A man in r/Hunting said he finally got fed up after finding what he described as a fairly fresh arrow embedded in the ground on his side of the property line. He said he and his neighbor both had large acreage tracts, so in his mind there was no good reason for anybody to be shooting across the line in the first place. He took pictures and left the arrow where it was, but the post made it clear this was not some one-time annoyance that popped up out of nowhere. He said it had been going on for years.
What made the whole thing feel more personal was the history behind it. The hunter said the neighbor was somebody he already had a bad relationship with, and that the problem went back to catching him hunting on his property years earlier. In the thread, he said he had told the man not to come back, but later found hidden trail cameras and feeders way back on the property and had to tell him again to leave. According to the post, that is what the neighbor was still mad about.

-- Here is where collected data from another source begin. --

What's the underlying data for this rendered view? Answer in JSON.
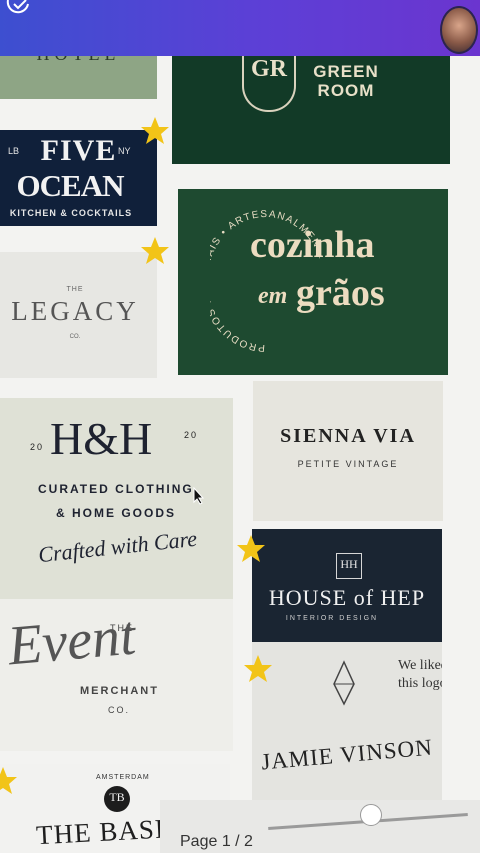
{
  "colors": {
    "top_bar": "#4b46d3",
    "accent_star": "#f2c418",
    "deep_green": "#1d4a33",
    "navy": "#0f1f33"
  },
  "icons": {
    "top_left": "check-circle-icon",
    "favorite": "star-icon",
    "pointer": "mouse-cursor-icon"
  },
  "logos": {
    "hotel": {
      "text": "HOTEL"
    },
    "green_room": {
      "monogram": "GR",
      "line1": "GREEN",
      "line2": "ROOM"
    },
    "five_ocean": {
      "left_tag": "LB",
      "right_tag": "NY",
      "line1": "FIVE",
      "line2": "OCEAN",
      "tagline": "KITCHEN & COCKTAILS"
    },
    "cozinha": {
      "ring_text": "PRODUTOS INTEGRAIS • ARTESANALMENTE",
      "line1": "cozinha",
      "em": "em",
      "line2": "grãos"
    },
    "legacy": {
      "the": "THE",
      "name": "LEGACY",
      "co": "CO."
    },
    "hh": {
      "left_num": "20",
      "right_num": "20",
      "monogram": "H&H",
      "line1": "CURATED CLOTHING",
      "line2": "& HOME GOODS",
      "script": "Crafted with Care"
    },
    "sienna": {
      "name": "SIENNA VIA",
      "tagline": "PETITE VINTAGE"
    },
    "house_hep": {
      "monogram": "HH",
      "line": "HOUSE of HEP",
      "tagline": "INTERIOR DESIGN"
    },
    "event": {
      "the": "THE",
      "script": "Event",
      "line": "MERCHANT",
      "co": "CO."
    },
    "jamie": {
      "note1": "We liked",
      "note2": "this logo.",
      "name": "JAMIE VINSON"
    },
    "basics": {
      "city": "AMSTERDAM",
      "monogram": "TB",
      "name": "THE BASICS"
    }
  },
  "footer": {
    "page_label": "Page 1 / 2",
    "zoom_fraction": 0.48
  }
}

He said he found the arrow while walking the line to check fencing because he also has livestock. That detail made the whole thing feel less like some petty boundary squabble and more like a real safety problem. In the post, he pointed out that a person could have been walking there, livestock could have been in the area, or his friend who hunts the property could have been out there too. He also made it clear he did not think this was some accidental bad shot from a regular guy. He said this neighbor is in law enforcement and had been trying to “attack” him in different ways ever since getting caught on his land.
Once the thread got going, people started asking why he did not just go talk to the neighbor. He answered that too. He said the man refuses to talk, and mentioned that even when he tried to be friendly about a year and a half earlier by yelling hello and waving, the guy would not even look in his direction. So by the time he found the arrow, he was not asking Reddit how to smooth things over. He was asking if it was time to report it to a game warden because he was done ignoring it.
The comments were full of people telling him to start documenting everything and take it to conservation officers or a game warden instead of trying to handle it himself. One commenter told him to collect evidence, follow trespassing laws carefully, and get wildlife law enforcement involved. Another said if the neighbor was local police, he should call the state. Others pointed to the same thing the poster seemed hung up on: this was not just about an arrow. It was about a man who had already been told to stay off the property and kept finding ways to push it anyway.
The thread kept circling back to that history because it changed the whole feel of the story. This was not two neighbors having one awkward moment over a boundary line. It was one man saying he caught the same neighbor hunting his land, later found hidden cameras and feeders on it, and now was finding arrows coming across the line too. By that point, you can see why he did not sound confused in the post. He sounded tired of it.
A few comments tried to cool things down and suggested returning the arrow or trying one more conversation, but the poster did not make it sound like that was realistic. His version of the story was pretty simple: he had already tried being reasonable, the neighbor had already ignored past warnings, and now he had a fresh arrow stuck in the dirt on his side of the fence line. That was the point where he seemed ready to quit treating it like a weird neighbor issue and start treating it like something enforcement should look at.